Кто впитал в себя эти идеи, тот поймет, насколько роковым для переживания подлинной истории должен стать принцип причинности, в своей точной форме свойственный только поздним культурным эпохам, но в тем большей степени оказывающий тираническое влияние на наш образ мира. Кант крайне осторожно выставил принцип причинности в качестве необходимой формы познания. Слово «необходимость» восприняли очень охотно, но оговорка Канта, что применение принципа ограничено только одной областью познания, как раз исключающей современный историзм, была пропущена мимо ушей. В течение всего XIX века старались стереть границу между природой и историей, вернее, поглотить последнюю первою. Чем историчнее хотели мыслить, тем больше забывали, что в этой области вообще нет места для мышления. Насильственно применяя к живому застывшую схему оптически-пространственного отношения, схему причины и действия, тем самым только проводили по чувственной поверхностной картине истории конструктивные линии естествознания, и ни один старческий ум, привыкший к причинному принуждению мысли, не чувствовал глубокой абсурдности науки, которая благодаря методическому недоразумению стремилась понимать становящееся как ставшее. «Целесообразность» была тем боевым словом, с помощью которого цивилизованный дух ассимилировал себе мир. Машина конструирована целесообразно. Вследствие этого она стала полезной. Следовательно, история должна обладать аналогичной конструкцией: на таком умозаключении покоится исторический материализм. Если мы хотим вполне отчетливо пережить подлинное представление судьбы, то мы должны погрузиться в душевную жизнь нашего детства и в мир, окружающий ребенка. Тут сознание целиком наполнено впечатлениями живой действительности, оно демонично, подчинено судьбе, бесцельно в возвышенном смысле, вечно движется, вечно недоумевает, загадочно и сверхприродно по своему содержанию. Здесь действительно есть «время». Здесь над всем властвует фантазия в ее чистом виде, которая сообщает основные черты позднейшей, процеженной, вялой картине истории, в свою очередь заменяющейся подчиненным принципу причинности образом природы цивилизованного человека.

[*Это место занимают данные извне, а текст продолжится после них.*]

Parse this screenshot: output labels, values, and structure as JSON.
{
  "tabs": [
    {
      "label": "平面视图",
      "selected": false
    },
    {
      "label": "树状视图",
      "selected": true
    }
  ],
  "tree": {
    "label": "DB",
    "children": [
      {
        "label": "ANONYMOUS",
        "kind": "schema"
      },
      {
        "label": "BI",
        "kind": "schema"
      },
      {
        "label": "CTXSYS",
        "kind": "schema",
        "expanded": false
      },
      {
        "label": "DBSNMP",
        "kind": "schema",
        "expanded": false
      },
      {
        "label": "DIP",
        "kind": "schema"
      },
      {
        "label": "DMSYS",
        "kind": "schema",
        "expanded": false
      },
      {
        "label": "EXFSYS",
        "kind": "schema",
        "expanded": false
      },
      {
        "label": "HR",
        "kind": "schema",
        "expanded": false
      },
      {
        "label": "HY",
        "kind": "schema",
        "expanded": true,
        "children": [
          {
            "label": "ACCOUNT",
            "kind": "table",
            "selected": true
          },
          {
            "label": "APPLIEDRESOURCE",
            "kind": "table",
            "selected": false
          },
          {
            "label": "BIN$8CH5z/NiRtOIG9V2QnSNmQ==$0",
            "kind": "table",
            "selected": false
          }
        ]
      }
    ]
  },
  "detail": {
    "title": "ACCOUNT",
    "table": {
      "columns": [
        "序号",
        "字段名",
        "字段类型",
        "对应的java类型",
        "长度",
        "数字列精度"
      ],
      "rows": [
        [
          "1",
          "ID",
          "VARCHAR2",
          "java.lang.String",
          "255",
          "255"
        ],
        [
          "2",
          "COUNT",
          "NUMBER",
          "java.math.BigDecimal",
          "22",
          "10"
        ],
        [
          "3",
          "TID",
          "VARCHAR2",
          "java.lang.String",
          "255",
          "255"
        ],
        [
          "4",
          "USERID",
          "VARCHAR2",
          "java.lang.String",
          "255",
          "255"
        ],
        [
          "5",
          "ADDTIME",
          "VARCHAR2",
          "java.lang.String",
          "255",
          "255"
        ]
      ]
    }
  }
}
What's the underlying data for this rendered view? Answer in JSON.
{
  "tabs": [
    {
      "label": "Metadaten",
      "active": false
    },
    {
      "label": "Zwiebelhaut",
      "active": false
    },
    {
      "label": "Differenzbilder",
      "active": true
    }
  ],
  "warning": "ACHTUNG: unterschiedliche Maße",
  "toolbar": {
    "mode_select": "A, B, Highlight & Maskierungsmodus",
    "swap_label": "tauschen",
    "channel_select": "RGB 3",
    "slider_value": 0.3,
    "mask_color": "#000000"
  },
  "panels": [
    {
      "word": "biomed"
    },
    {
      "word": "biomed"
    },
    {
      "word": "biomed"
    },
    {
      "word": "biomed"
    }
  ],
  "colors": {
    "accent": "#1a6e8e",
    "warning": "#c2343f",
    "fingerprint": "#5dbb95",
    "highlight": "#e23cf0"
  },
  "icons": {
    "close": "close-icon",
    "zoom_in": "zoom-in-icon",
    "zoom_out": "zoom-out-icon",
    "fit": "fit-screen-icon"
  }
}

Наука всегда естествознание. Знанию, опыту подлежит только ставшее, протяженное, познанное. Как жизнь принадлежит истории, так наука принадлежит природе – наличным чувственным впечатлениям, понятым как элементы, созерцаемым в пространстве, расположенным согласно закону причины и действия. Может ли в таком случае вообще существовать историческая наука? Припомним, что в каждом индивидуальном образе мира, который только приблизительно похож на идеальный образ, всегда присутствует нечто от обеих областей: природа всегда сопровождается отзвуком жизни, история – отзвуком причинности. Несомненно, в каждой исторической картине есть черты причинности и черты закономерности природы, и на них-то опирается в своих притязаниях всякий прагматизм. Несомненно также, что на впечатлениях этого рода основывается и то чувство, которое действительно случайное противопоставляет судьбе. Как ни странно это звучит, однако случайность в обыденном смысле этого слова внутренне родственна принципу причинности. Их связывает неорганичность, отсутствие и там и здесь направленности. Но и то и другое, по существу, чуждо картине истории; причинность и случай принадлежат поверхности явлений, чувственная пластичность которой пробуждает по крайней мере причинные моменты памяти. Конечно, представление об истории у человека – а вместе с тем и сам человек – является тем более плоским, чем решительнее царит в нем грубая случайность, и, конечно, историческое исследование тем более пусто, чем в большей степени его объект исчерпывается установлением причинных отношений. Чем глубже человек переживает историю, тем более редки у него чисто причинные впечатления и тем несомненнее он ощущает их как нечто лишенное всякого значения. Если мы рассмотрим естественнонаучные сочинения Гёте, то нас поразит, что его изображение живой природы обходится без формул, без законов, что в нем не содержится почти ни следа причинности. Время для него не дистанция, но живое ощущение. Обыкновенный ученый, лишенный живого ощущения и только анализирующий, едва ли обладает даром переживать здесь последнее и глубочайшее. История, однако, требует этого дара; таким образом, оправдывается парадокс, что историк тем значительнее, чем меньше он причастен подлинной науке.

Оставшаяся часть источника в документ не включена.